Kirche, Kinder und Terror

Alles begann 2010 und mit viel Widerstand, Koni nach Burkina Faso zu begleiten.

Alles begann 2010 und mit viel Widerstand, Koni nach Burkina Faso zu begleiten. Das Betreten des afrikanischen Bodens veränderte nicht nur meinen Widerstand, sondern auch mich selber. Ich wusste: Ich komme wieder! Burkina Faso, das Land in der Sahelzone, ist 6 ½ mal so gross wie die Schweiz und hat um die 20 Mio. Einwohner.

Lektion im Hinterhof der Kirche
Fünf Jahre später war ich wieder im Land, diesmal in der Hauptstadt Ouagadougou, an einer Konferenz mit dem Thema «Generationenwechsel in der Leiterschaft». Mir wurde angeboten, mein Anliegen «Integrieren von jungen Leuten in der Kirche», den Pastoren des nationalen Kirchenvorstandes weiterzugeben. In zwei Sessionen durfte ich sie von der Wichtigkeit der Integration der jungen Generation in die Gemeinden überzeugen. Was für ein Spass, den «älteren Herren» als Beispiel einer Sonntagsschul-Lektion die Geschichte von Bartimäus zu erzählen und mit ihnen einfache Kreisspiele im «geschützten» Hinterhof der Kirchenanlage durchzuführen – authentisch, so wie ich es mit Kindern machen würde. Wir lachten viel, waren wirklich wie Kinder… Ich nahm mir diese Freiheit im Wissen, dass ich einer von ihnen bin, ein Pastor, zwar ein älterer schon, aber noch voll da!

Bildlegende:
1.+2. Ausbildung von Leitenden in der Hauptstadt
     3. Leiterinnen beim z’Morge
     4. Kochgeschirr für Camps
     5. Ankunft von Kindern im Schulbus

Ausbildungswoche und anschliessendes Camp
Verantwortliche Pastoren aus dem Vorstand fragten mich, ob ich der Eglise Apostolique in Burkina Faso helfen würde, Leitende der Kinder-, Teenie- und Jugendbereiche in abgelegenen Regionen zu unterrichten. In den darauffolgenden Monaten organisierte ich zusammen mit meinem Pastorenkollegen Guillaume Gansaonre eine Ausbildungswoche für je zwei bis vier Verantwortliche der 12 Regionen Burkinas. Sie fand 2016 in einem Dorf im Norden des Landes statt. Anschliessend kamen aus der ganzen Region fast 300 Kinder und Teenies in ein 7-tägiges Camp. Es war ein «Learning-By-Doing» für die Burkinabé-Leitenden und ein Riesenspass! Die Pastoren hatten mir «Geschichten aus der Bibel erzählen» als eines der Hauptthemen vorgeschlagen, denn viele Leitende würden sich nicht trauen, diese Gechichten vor einer Gruppe von Kindern oder Teenies zu erzählen.

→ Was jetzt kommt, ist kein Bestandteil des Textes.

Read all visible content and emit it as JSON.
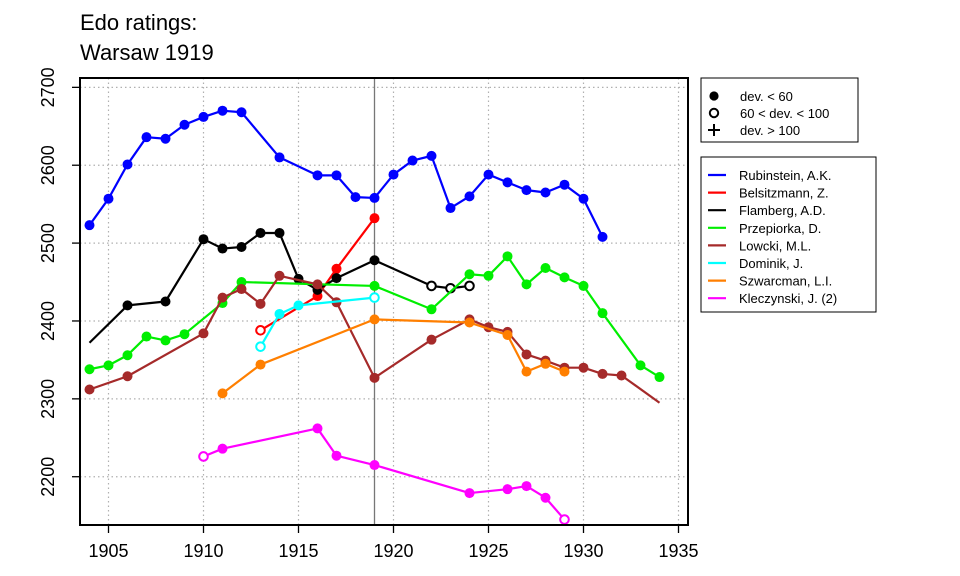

Diese wertvollen «Tontons» und «Tanties» – so nennt man dort die Kindermitarbeitenden – wollte ich begeistern, die Geschichten wie in einem «Kinofilm» zu erzählen. Die Übungslektionen waren daher besonders inspirierend und manche sogar sehr lustig. Themen waren u.a. «Spiele mit Kindern», «Das Evangelium erklären», «Entwicklung eines Kindes», «Umgang mit Kindern, die herausfordern».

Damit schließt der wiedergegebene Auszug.